The Bush administration wants the United Nations to lift the economic sanctions against the now-Hussein-less Iraq because they impose cruel hardship on the Iraqi people.
Better late than never.
Some of us have been saying for years that the sanctions were a cruel and futile attempt to undermine Saddam Hussein’s regime by inflicting harm on innocent people. President Clinton’s UN ambassador, Madeleine Albright (later secretary of state), said, incredibly, that the resulting half-million child deaths were “worth it.” But most other government officials, including the Bush people, downplayed the harm the punitive measures were doing. They did so even while actively thwarting efforts to get desperately needed products and equipment into the country. (By the way, what good do they think the sanctions accomplished?)
Now they say things such as what Treasury Secretary John W. Snow said the other day: “The easing of U.S. sanctions will bring much-needed aid and humanitarian relief to the Iraqi people as they begin the process of rebuilding their lives after more than two decades of brutal dictatorship.”
It follows, then, that the Bush administration (as well as the Clinton and first Bush administrations before it) had labored hard to deny that much-needed relief. Why is the president only now admitting it?
Defenders of sanctions always argued that any hardship was not the fault of those imposing them, but rather of Saddam Hussein. If only he’d cooperate (or abdicate), the sanctions could be lifted and the people would get the needed goods.
But this argument is morally off-target. Given the brutality and self-centeredness of Hussein, wasn’t it predictable that sanctions would hurt not him, but innocent Iraqis? Under those circumstances, why are the sponsors of the sanctions not partly responsible for the entirely predictable dire results?
Imagine that a known thug is holed up in a house with hostages. The police decide that the best way to free them is to starve the thug out by preventing food and water from getting inside. If the hostages die, the thug surely bears the major portion of the blame, but those who kept food out are not without fault. The situation in Iraq was less ambiguous, because food and medicine were getting to the people before the sanctions. According to UNICEF, child mortality increased under the sanctions, accounting for at least half a million deaths.
It will do no good to argue that Hussein had imposed hardships on the Iraqis long before the sanctions. He surely did, but then why were the sanctions needed? We’re not talking about sanctions on weapons, but on food, medicine, and equipment for sanitation and clean water. You have to wonder about a policy that says, in effect, since Saddam Hussein is harming the Iraqis, we are going to step in and harm them ourselves so they’ll get really mad and overthrow Hussein. The logic escapes me.
Of course, the sanctions should be ended forthwith. Iraqis should be free to import and export without permission from the United States, the UN, or anyone else. The French government and others dragging their feet clearly have dirty hands in this matter; they have made lots of money from the corrupt UN administration of the sanctions and oil-for-food program. The foot-draggers are making pawns of the Iraqi people, just as the U.S. government did before the war.
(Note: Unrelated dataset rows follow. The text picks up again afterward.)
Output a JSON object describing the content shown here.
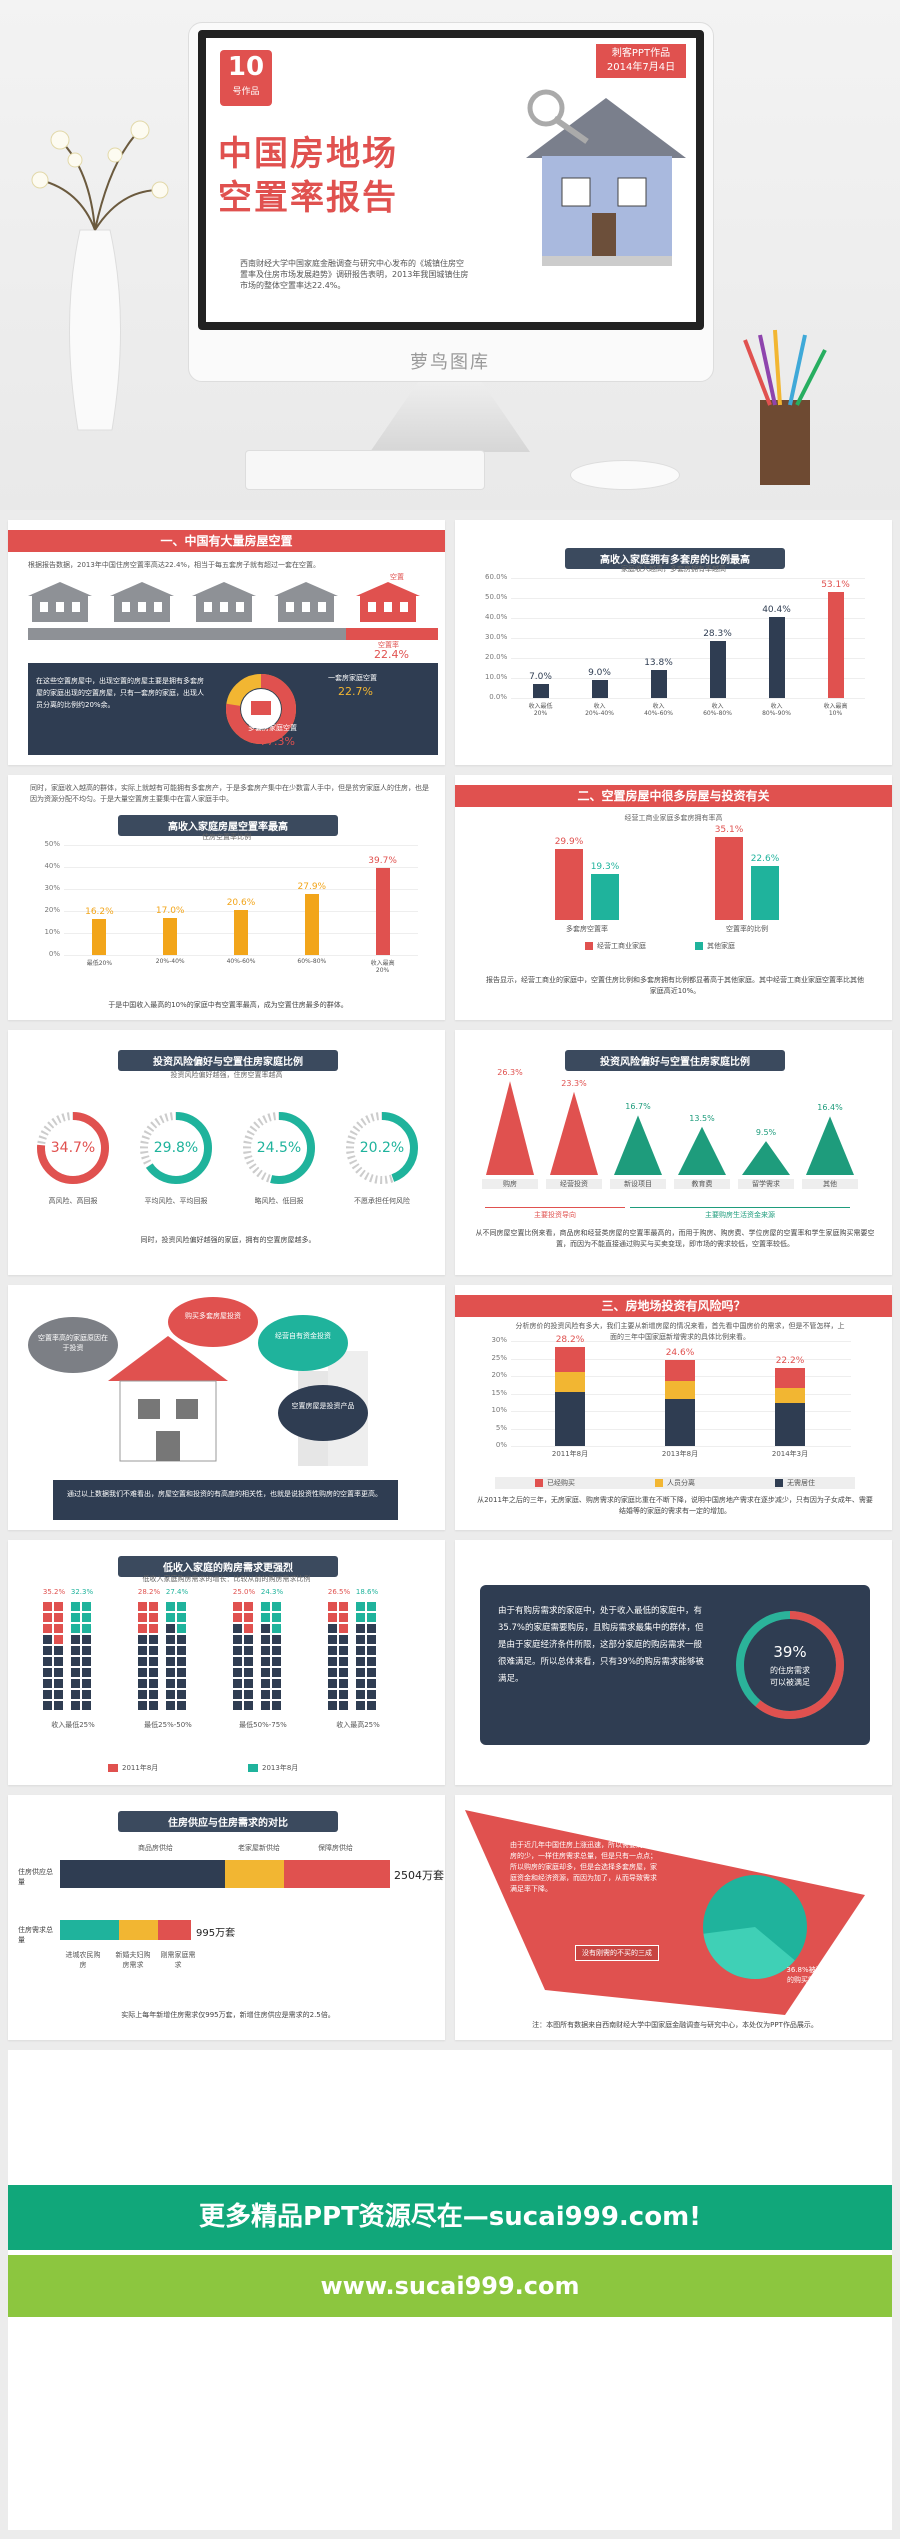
{
  "hero": {
    "badge_num": "10",
    "badge_sub": "号作品",
    "author": "刺客PPT作品",
    "date": "2014年7月4日",
    "title1": "中国房地场",
    "title2": "空置率报告",
    "intro": "西南财经大学中国家庭金融调查与研究中心发布的《城镇住房空置率及住房市场发展趋势》调研报告表明，2013年我国城镇住房市场的整体空置率达22.4%。",
    "watermark": "萝鸟图库"
  },
  "s1": {
    "title": "一、中国有大量房屋空置",
    "text": "根据报告数据，2013年中国住房空置率高达22.4%，相当于每五套房子就有超过一套在空置。",
    "house_label": "空置",
    "vacancy_label": "空置率",
    "vacancy": "22.4%",
    "desc": "在这些空置房屋中，出现空置的房屋主要是拥有多套房屋的家庭出现的空置房屋，只有一套房的家庭，出现人员分离的比例约20%余。",
    "donut_label1": "一套房家庭空置",
    "donut_val1": "22.7%",
    "donut_label2": "多套房家庭空置",
    "donut_val2": "77.3%"
  },
  "s2": {
    "title": "高收入家庭拥有多套房的比例最高",
    "subtitle": "家庭收入越高，多套房拥有率越高",
    "yticks": [
      "60.0%",
      "50.0%",
      "40.0%",
      "30.0%",
      "20.0%",
      "10.0%",
      "0.0%"
    ],
    "values": [
      "7.0%",
      "9.0%",
      "13.8%",
      "28.3%",
      "40.4%",
      "53.1%"
    ],
    "cats": [
      "收入最低20%",
      "收入20%-40%",
      "收入40%-60%",
      "收入60%-80%",
      "收入80%-90%",
      "收入最高10%"
    ]
  },
  "s3": {
    "intro": "同时，家庭收入越高的群体，实际上就越有可能拥有多套房产，于是多套房产集中在少数富人手中，但是贫穷家庭人的住房，也是因为资源分配不均匀。于是大量空置房主要集中在富人家庭手中。",
    "title": "高收入家庭房屋空置率最高",
    "subtitle": "住房空置率比例",
    "yticks": [
      "50%",
      "40%",
      "30%",
      "20%",
      "10%",
      "0%"
    ],
    "values": [
      "16.2%",
      "17.0%",
      "20.6%",
      "27.9%",
      "39.7%"
    ],
    "cats": [
      "最低20%",
      "20%-40%",
      "40%-60%",
      "60%-80%",
      "收入最高20%"
    ],
    "note": "于是中国收入最高的10%的家庭中有空置率最高，成为空置住房最多的群体。"
  },
  "s4": {
    "title": "二、空置房屋中很多房屋与投资有关",
    "subtitle": "经营工商业家庭多套房拥有率高",
    "values1": [
      "29.9%",
      "19.3%"
    ],
    "values2": [
      "35.1%",
      "22.6%"
    ],
    "cats": [
      "多套房空置率",
      "空置率的比例"
    ],
    "legend": [
      "经营工商业家庭",
      "其他家庭"
    ],
    "note": "报告显示，经营工商业的家庭中，空置住房比例和多套房拥有比例都显著高于其他家庭。其中经营工商业家庭空置率比其他家庭高近10%。"
  },
  "s5": {
    "title": "投资风险偏好与空置住房家庭比例",
    "subtitle": "投资风险偏好越强，住房空置率越高",
    "rings": [
      {
        "val": "34.7%",
        "lbl": "高风险、高回报"
      },
      {
        "val": "29.8%",
        "lbl": "平均风险、平均回报"
      },
      {
        "val": "24.5%",
        "lbl": "略风险、低回报"
      },
      {
        "val": "20.2%",
        "lbl": "不愿承担任何风险"
      }
    ],
    "note": "同时，投资风险偏好越强的家庭，拥有的空置房屋越多。"
  },
  "s6": {
    "title": "投资风险偏好与空置住房家庭比例",
    "values": [
      "26.3%",
      "23.3%",
      "16.7%",
      "13.5%",
      "9.5%",
      "16.4%"
    ],
    "cats": [
      "购房",
      "经营投资",
      "新设项目",
      "教育费",
      "留学需求",
      "其他"
    ],
    "group1": "主要投资导向",
    "group2": "主要购房生活资金来源",
    "note": "从不同房屋空置比例来看，商品房和经营类房屋的空置率最高的，而用于购房、购房费、学位房屋的空置率和学生家庭购买需要空置，而因为不能直接通过购买与买卖变现，即市场的需求较低，空置率较低。"
  },
  "s7": {
    "bubbles": [
      "空置率高的家庭原因在于投资",
      "购买多套房屋投资",
      "经营自有资金投资",
      "空置房屋是投资产品"
    ],
    "note": "通过以上数据我们不难看出，房屋空置和投资的有高度的相关性，也就是说投资性购房的空置率更高。"
  },
  "s8": {
    "title": "三、房地场投资有风险吗？",
    "intro": "分析房价的投资风险有多大，我们主要从新增房屋的情况来看，首先看中国房价的需求，但是不管怎样，上面的三年中国家庭新增需求的具体比例来看。",
    "yticks": [
      "30%",
      "25%",
      "20%",
      "15%",
      "10%",
      "5%",
      "0%"
    ],
    "values": [
      "28.2%",
      "24.6%",
      "22.2%"
    ],
    "cats": [
      "2011年8月",
      "2013年8月",
      "2014年3月"
    ],
    "legend": [
      "已经购买",
      "人员分离",
      "无需居住"
    ],
    "note": "从2011年之后的三年，无房家庭、购房需求的家庭比重在不断下降，说明中国房地产需求在逐步减少，只有因为子女成年、需要结婚等的家庭的需求有一定的增加。"
  },
  "s9": {
    "title": "低收入家庭的购房需求更强烈",
    "subtitle": "低收入家庭购房需求的增长：比较从前的购房需求比例",
    "top_vals": [
      "35.2%",
      "32.3%",
      "28.2%",
      "27.4%",
      "25.0%",
      "24.3%",
      "26.5%",
      "18.6%"
    ],
    "cats": [
      "收入最低25%",
      "最低25%-50%",
      "最低50%-75%",
      "收入最高25%"
    ],
    "legend": [
      "2011年8月",
      "2013年8月"
    ]
  },
  "s10": {
    "text": "由于有购房需求的家庭中，处于收入最低的家庭中，有35.7%的家庭需要购房，且购房需求最集中的群体，但是由于家庭经济条件所限，这部分家庭的购房需求一般很难满足。所以总体来看，只有39%的购房需求能够被满足。",
    "ring_val": "39%",
    "ring_lbl1": "的住房需求",
    "ring_lbl2": "可以被满足"
  },
  "s11": {
    "title": "住房供应与住房需求的对比",
    "supply_label": "住房供应总量",
    "demand_label": "住房需求总量",
    "supply_val": "2504万套",
    "demand_val": "995万套",
    "supply_parts": [
      "商品房供给",
      "老家屋新供给",
      "保障房供给"
    ],
    "demand_parts": [
      "进城农民购房",
      "新婚夫妇购房需求",
      "刚需家庭需求"
    ],
    "note": "实际上每年新增住房需求仅995万套，新增住房供应是需求的2.5倍。"
  },
  "s12": {
    "text": "由于近几年中国住房上涨迅速，所以需要购买住房的少，一样住房需求总量，但是只有一点点；所以购房的家庭却多，但是会选择多套房屋，家庭资金和经济资源，而因为加了，从而导致需求满足率下降。",
    "tag": "没有刚需的不买的三成",
    "pie_label": "36.8%被满足的购买需求比例",
    "note": "注：本图所有数据来自西南财经大学中国家庭金融调查与研究中心，本处仅为PPT作品展示。"
  },
  "footer": {
    "line1": "更多精品PPT资源尽在—sucai999.com!",
    "line2": "www.sucai999.com"
  }
}
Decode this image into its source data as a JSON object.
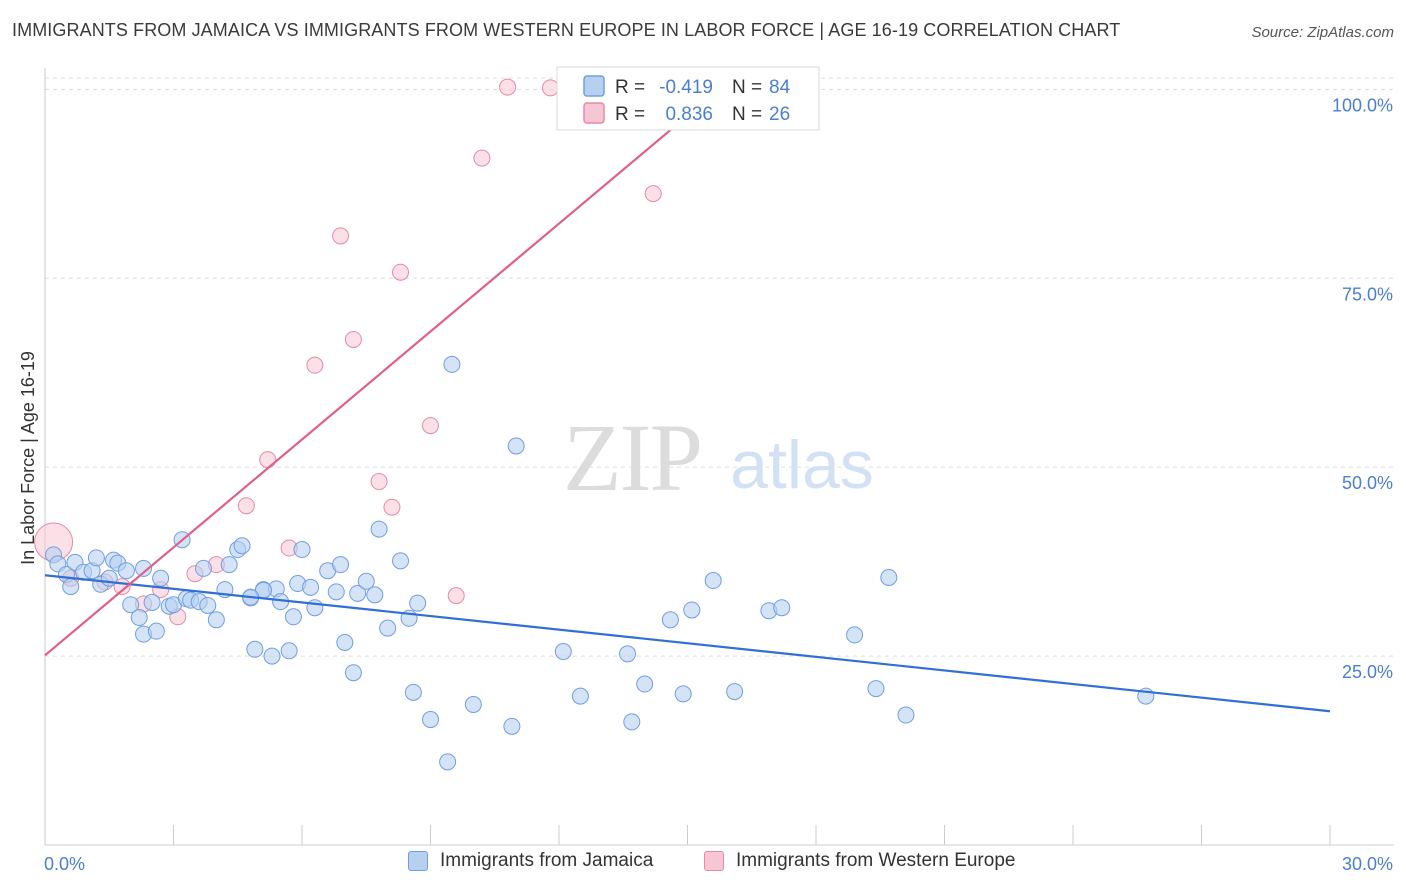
{
  "title": "IMMIGRANTS FROM JAMAICA VS IMMIGRANTS FROM WESTERN EUROPE IN LABOR FORCE | AGE 16-19 CORRELATION CHART",
  "source": "Source: ZipAtlas.com",
  "watermark": {
    "zip": "ZIP",
    "atlas": "atlas"
  },
  "colors": {
    "blue_fill": "#b8d0f0",
    "blue_stroke": "#6f9fe0",
    "blue_line": "#2f6fd6",
    "pink_fill": "#f7c6d4",
    "pink_stroke": "#e68aa6",
    "pink_line": "#e0608a",
    "tick_label": "#4a7fd0",
    "grid": "#dddddd"
  },
  "legend_stats": [
    {
      "r_label": "R =",
      "r_value": "-0.419",
      "n_label": "N =",
      "n_value": "84",
      "series": "blue"
    },
    {
      "r_label": "R =",
      "r_value": "0.836",
      "n_label": "N =",
      "n_value": "26",
      "series": "pink"
    }
  ],
  "chart_data": {
    "type": "scatter",
    "ylabel": "In Labor Force | Age 16-19",
    "xlim": [
      0,
      30
    ],
    "ylim": [
      0,
      101.5
    ],
    "x_tick_labels": [
      {
        "value": 0,
        "label": "0.0%"
      },
      {
        "value": 30,
        "label": "30.0%"
      }
    ],
    "y_tick_labels": [
      {
        "value": 25,
        "label": "25.0%"
      },
      {
        "value": 50,
        "label": "50.0%"
      },
      {
        "value": 75,
        "label": "75.0%"
      },
      {
        "value": 100,
        "label": "100.0%"
      }
    ],
    "grid": true,
    "legend_position": "bottom",
    "series": [
      {
        "name": "Immigrants from Jamaica",
        "color": "blue",
        "trend": {
          "x": [
            0,
            30
          ],
          "y": [
            35.7,
            17.7
          ]
        },
        "points": [
          [
            0.2,
            38.4
          ],
          [
            0.3,
            37.2
          ],
          [
            0.5,
            35.8
          ],
          [
            0.6,
            34.2
          ],
          [
            0.7,
            37.4
          ],
          [
            0.9,
            36.1
          ],
          [
            1.1,
            36.3
          ],
          [
            1.2,
            38.0
          ],
          [
            1.3,
            34.5
          ],
          [
            1.5,
            35.3
          ],
          [
            1.6,
            37.7
          ],
          [
            1.7,
            37.3
          ],
          [
            1.9,
            36.3
          ],
          [
            2.0,
            31.8
          ],
          [
            2.2,
            30.1
          ],
          [
            2.3,
            27.9
          ],
          [
            2.3,
            36.6
          ],
          [
            2.5,
            32.1
          ],
          [
            2.6,
            28.3
          ],
          [
            2.7,
            35.3
          ],
          [
            2.9,
            31.6
          ],
          [
            3.0,
            31.8
          ],
          [
            3.2,
            40.4
          ],
          [
            3.3,
            32.6
          ],
          [
            3.4,
            32.4
          ],
          [
            3.6,
            32.2
          ],
          [
            3.7,
            36.6
          ],
          [
            3.8,
            31.7
          ],
          [
            4.0,
            29.8
          ],
          [
            4.2,
            33.8
          ],
          [
            4.3,
            37.1
          ],
          [
            4.5,
            39.1
          ],
          [
            4.6,
            39.6
          ],
          [
            4.8,
            32.7
          ],
          [
            4.9,
            25.9
          ],
          [
            5.1,
            33.8
          ],
          [
            5.3,
            25.0
          ],
          [
            5.4,
            33.9
          ],
          [
            5.5,
            32.2
          ],
          [
            5.7,
            25.7
          ],
          [
            5.8,
            30.2
          ],
          [
            5.9,
            34.6
          ],
          [
            6.0,
            39.1
          ],
          [
            6.2,
            34.1
          ],
          [
            6.3,
            31.4
          ],
          [
            6.6,
            36.3
          ],
          [
            6.8,
            33.5
          ],
          [
            6.9,
            37.1
          ],
          [
            7.0,
            26.8
          ],
          [
            7.2,
            22.8
          ],
          [
            7.3,
            33.3
          ],
          [
            7.5,
            34.9
          ],
          [
            7.7,
            33.1
          ],
          [
            7.8,
            41.8
          ],
          [
            8.0,
            28.7
          ],
          [
            8.3,
            37.6
          ],
          [
            8.5,
            30.0
          ],
          [
            8.6,
            20.2
          ],
          [
            8.7,
            32.0
          ],
          [
            9.0,
            16.6
          ],
          [
            9.4,
            11.0
          ],
          [
            9.5,
            63.6
          ],
          [
            10.0,
            18.6
          ],
          [
            10.9,
            15.7
          ],
          [
            11.0,
            52.8
          ],
          [
            12.1,
            25.6
          ],
          [
            12.5,
            19.7
          ],
          [
            13.6,
            25.3
          ],
          [
            13.7,
            16.3
          ],
          [
            14.0,
            21.3
          ],
          [
            14.6,
            29.8
          ],
          [
            14.9,
            20.0
          ],
          [
            15.1,
            31.1
          ],
          [
            15.6,
            35.0
          ],
          [
            16.1,
            20.3
          ],
          [
            16.9,
            31.0
          ],
          [
            17.2,
            31.4
          ],
          [
            18.9,
            27.8
          ],
          [
            19.4,
            20.7
          ],
          [
            19.7,
            35.4
          ],
          [
            20.1,
            17.2
          ],
          [
            25.7,
            19.7
          ],
          [
            5.1,
            33.7
          ],
          [
            4.8,
            32.8
          ]
        ]
      },
      {
        "name": "Immigrants from Western Europe",
        "color": "pink",
        "trend": {
          "x": [
            0,
            15.9
          ],
          "y": [
            25.1,
            100.8
          ]
        },
        "points": [
          [
            0.2,
            40.1
          ],
          [
            0.6,
            35.3
          ],
          [
            1.4,
            34.8
          ],
          [
            1.8,
            34.2
          ],
          [
            2.3,
            31.9
          ],
          [
            2.7,
            33.8
          ],
          [
            3.1,
            30.2
          ],
          [
            3.5,
            35.9
          ],
          [
            4.0,
            37.1
          ],
          [
            4.7,
            44.9
          ],
          [
            5.2,
            51.0
          ],
          [
            5.7,
            39.3
          ],
          [
            6.3,
            63.5
          ],
          [
            6.9,
            80.6
          ],
          [
            7.2,
            66.9
          ],
          [
            7.8,
            48.1
          ],
          [
            8.1,
            44.7
          ],
          [
            8.3,
            75.8
          ],
          [
            9.0,
            55.5
          ],
          [
            9.6,
            33.0
          ],
          [
            10.2,
            90.9
          ],
          [
            10.8,
            100.3
          ],
          [
            11.8,
            100.2
          ],
          [
            13.8,
            100.3
          ],
          [
            14.2,
            86.2
          ],
          [
            15.9,
            100.1
          ]
        ]
      }
    ]
  },
  "legend_bottom": [
    {
      "label": "Immigrants from Jamaica",
      "color": "blue"
    },
    {
      "label": "Immigrants from Western Europe",
      "color": "pink"
    }
  ]
}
For decades American presidents have found sanctions the low-cost way to make war on other people. That’s no overstatement. Sanctions are an act of war, and they have often been imposed on people whose governments had done nothing to threaten us. And this, even though the same pattern always emerges: the rulers of the targeted country do just fine, while the innocent people suffer. It’s a subtle, but nevertheless deadly equivalent to carpet-bombing. And like carpet-bombing, it does not drive a wedge between the people and the government, much less spark open rebellion. Just observe Cuba, where American presidents have maintained an embargo, mostly for domestic political reasons, for more than 40 years.
U.S. foreign policy, including its approach to sanctions, needs a thorough moral reevaluation. Its Johnny-come-lately opposition to the Iraqi sanctions doesn’t obviate that obligation.